On 8 Nov 2008 at 23:52, Michiel Brandenburg wrote:

> > OK, so it turns into an O(n) algorithm, where you need to retrieve each 
> > hash you have already computed, then compare the hash of the current 
> > message against that.  After that, you add it to the database for 
> > future messages.
> Well not really you can do XOR's in the database itself meaning u can 
> tell the database to return the 1st record closest to the hash you are 
> looking for with a maximum difference of say 10 bits. This is one query 
> resulting in 1 or 0 hits.

This is an O(n) operation requiring a full table scan, because there is 
no index you can use.  The only way the database can return the 
"closest" hash is to compute the XOR of the new hash with *every* hash 
in the database.

Admittedly, with only a few thousand records, that shouldn't take very 
long, but it would also only help with a very few messages.

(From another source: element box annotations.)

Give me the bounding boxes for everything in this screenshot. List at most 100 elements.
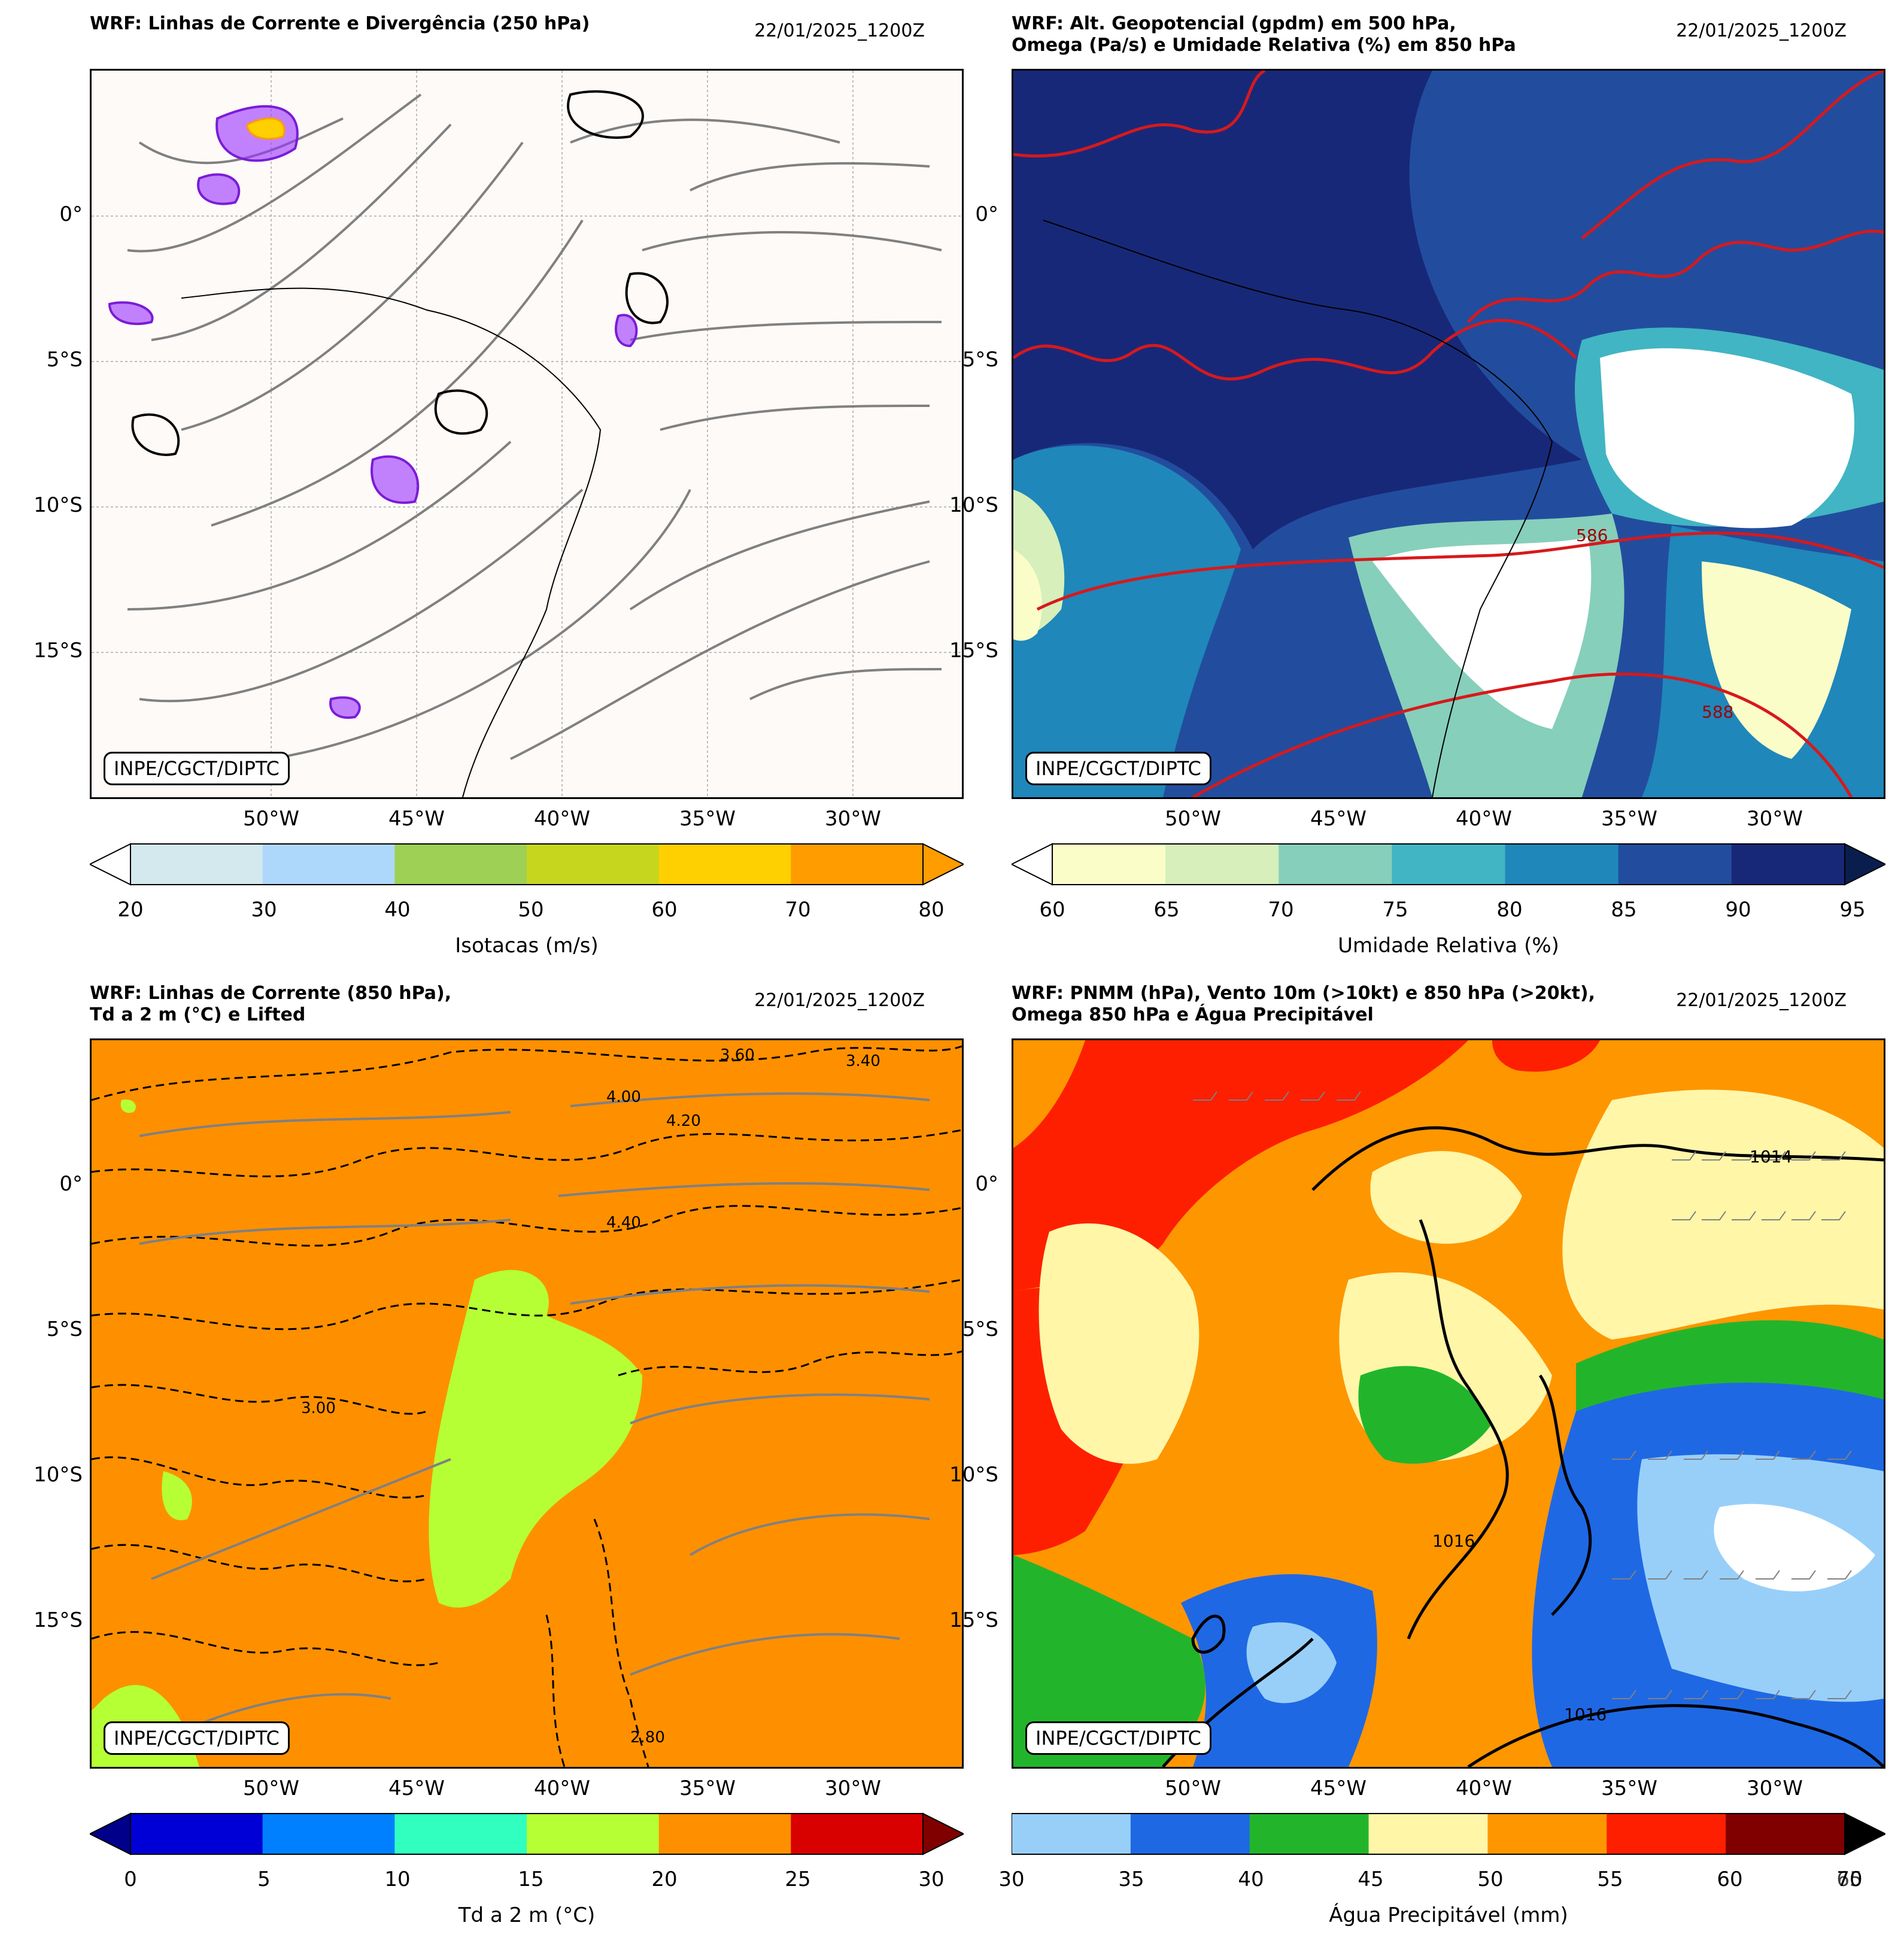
colorbar-border xyxy=(130,843,924,885)
panel-streamlines-850hpa: WRF: Linhas de Corrente (850 hPa), Td a … xyxy=(0,970,964,1927)
lat-label: 15°S xyxy=(34,639,83,663)
map-area: 1014 1016 1016 INPE/CGCT/DIPTC xyxy=(1012,1038,1885,1769)
lon-label: 40°W xyxy=(534,1776,590,1800)
lat-label: 5°S xyxy=(962,1317,998,1341)
lon-label: 45°W xyxy=(1310,1776,1366,1800)
panel-date: 22/01/2025_1200Z xyxy=(754,990,925,1011)
colorbar-segment xyxy=(130,844,263,885)
colorbar-label: Umidade Relativa (%) xyxy=(1338,934,1559,958)
colorbar-tick: 70 xyxy=(1268,898,1294,922)
contour-label: 4.20 xyxy=(666,1112,701,1130)
colorbar-segment xyxy=(1130,1814,1250,1854)
panel-date: 22/01/2025_1200Z xyxy=(1676,20,1847,41)
colorbar-tick: 20 xyxy=(117,898,144,922)
colorbar-segment xyxy=(1618,844,1732,885)
colorbar-tick: 55 xyxy=(1597,1867,1623,1891)
streamline-map xyxy=(92,71,962,797)
panel-title: WRF: Alt. Geopotencial (gpdm) em 500 hPa… xyxy=(1012,13,1516,56)
lat-label: 0° xyxy=(59,1172,83,1196)
credit-label: INPE/CGCT/DIPTC xyxy=(104,1721,290,1755)
colorbar-tick: 35 xyxy=(1118,1867,1144,1891)
colorbar-segment xyxy=(1165,844,1279,885)
lat-label: 10°S xyxy=(949,1463,998,1487)
colorbar-tick: 10 xyxy=(384,1867,411,1891)
colorbar-tick: 45 xyxy=(1358,1867,1384,1891)
colorbar xyxy=(1012,843,1885,886)
lat-label: 0° xyxy=(975,202,998,226)
lat-label: 5°S xyxy=(46,1317,83,1341)
colorbar-tick: 30 xyxy=(918,1867,945,1891)
colorbar xyxy=(1012,1812,1885,1855)
colorbar-border xyxy=(130,1813,924,1855)
colorbar-segment xyxy=(1487,1814,1607,1854)
contour-label: 3.00 xyxy=(301,1399,336,1417)
lon-label: 45°W xyxy=(1310,807,1366,831)
colorbar-segment xyxy=(1726,1814,1845,1854)
map-area: 3.60 3.40 4.00 4.20 4.40 3.00 2.80 INPE/… xyxy=(90,1038,964,1769)
lon-label: 45°W xyxy=(388,807,445,831)
colorbar-tick: 25 xyxy=(785,1867,811,1891)
credit-label: INPE/CGCT/DIPTC xyxy=(1025,1721,1211,1755)
panel-title: WRF: Linhas de Corrente e Divergência (2… xyxy=(90,13,590,34)
lat-label: 10°S xyxy=(949,493,998,517)
panel-date: 22/01/2025_1200Z xyxy=(1676,990,1847,1011)
colorbar-segment xyxy=(1607,1814,1726,1854)
colorbar-segment xyxy=(527,1814,660,1854)
colorbar-border xyxy=(1052,843,1845,885)
lon-label: 30°W xyxy=(825,1776,881,1800)
lon-label: 30°W xyxy=(1747,1776,1803,1800)
colorbar-tick: 50 xyxy=(518,898,544,922)
lon-label: 45°W xyxy=(388,1776,445,1800)
colorbar-tick: 15 xyxy=(518,1867,544,1891)
colorbar-tick: 60 xyxy=(1039,898,1065,922)
colorbar-extend-min xyxy=(1012,843,1053,886)
colorbar-segment xyxy=(791,1814,924,1854)
colorbar-segment xyxy=(1505,844,1619,885)
colorbar-tick: 70 xyxy=(1836,1867,1863,1891)
lat-label: 5°S xyxy=(46,348,83,372)
colorbar-tick: 85 xyxy=(1611,898,1637,922)
lat-label: 10°S xyxy=(34,493,83,517)
contour-label: 588 xyxy=(1702,702,1734,722)
panel-pressure-precipitable-water: WRF: PNMM (hPa), Vento 10m (>10kt) e 850… xyxy=(922,970,1885,1927)
lat-label: 15°S xyxy=(34,1608,83,1632)
colorbar-segment xyxy=(130,1814,263,1854)
panel-streamlines-250hpa: WRF: Linhas de Corrente e Divergência (2… xyxy=(0,0,964,958)
colorbar-tick: 65 xyxy=(1836,1867,1863,1891)
lat-label: 0° xyxy=(59,202,83,226)
colorbar-segment xyxy=(1392,844,1506,885)
colorbar xyxy=(90,843,964,886)
colorbar-tick: 95 xyxy=(1839,898,1866,922)
colorbar xyxy=(90,1812,964,1855)
lon-label: 50°W xyxy=(243,807,299,831)
credit-label: INPE/CGCT/DIPTC xyxy=(104,752,290,785)
colorbar-tick: 20 xyxy=(651,1867,678,1891)
isobar-label: 1014 xyxy=(1750,1147,1793,1167)
humidity-map xyxy=(1013,71,1884,797)
colorbar-label: Isotacas (m/s) xyxy=(455,934,599,958)
colorbar-segment xyxy=(791,844,924,885)
contour-label: 4.40 xyxy=(606,1214,641,1232)
dewpoint-map xyxy=(92,1045,962,1767)
precipitable-water-map xyxy=(1013,1040,1884,1767)
colorbar-segment xyxy=(1052,844,1166,885)
map-area: 586 588 INPE/CGCT/DIPTC xyxy=(1012,69,1885,799)
colorbar-tick: 75 xyxy=(1382,898,1408,922)
contour-label: 3.60 xyxy=(720,1046,755,1064)
colorbar-extend-max xyxy=(1844,1812,1885,1855)
colorbar-tick: 90 xyxy=(1725,898,1751,922)
colorbar-tick: 80 xyxy=(1496,898,1523,922)
lon-label: 40°W xyxy=(1456,807,1512,831)
colorbar-border xyxy=(1012,1813,1845,1855)
colorbar-segment xyxy=(394,1814,527,1854)
colorbar-extend-min xyxy=(90,843,131,886)
colorbar-tick: 30 xyxy=(251,898,277,922)
colorbar-tick: 80 xyxy=(918,898,945,922)
colorbar-segment xyxy=(1249,1814,1369,1854)
lon-label: 35°W xyxy=(1601,1776,1657,1800)
lat-label: 15°S xyxy=(949,639,998,663)
lon-label: 40°W xyxy=(1456,1776,1512,1800)
isobar-label: 1016 xyxy=(1564,1705,1607,1724)
lon-label: 30°W xyxy=(1747,807,1803,831)
colorbar-tick: 60 xyxy=(651,898,678,922)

> See above only one record (or no record) is actually returned. But this 
> method is WAY faster .. to running SA and the rest of the heavy 
> scanners. In my work cluster 1 mimedefang per server is usually busy 
> handling about 1.5 messages per sec on average ( while the other 19 are 
> just ideling or not even spawned). My heavy network enabled scanners 
> take about 3-5 seconds per message if I did not have this type of 
> "prescanner" I would need a lot more power to handle the same amount.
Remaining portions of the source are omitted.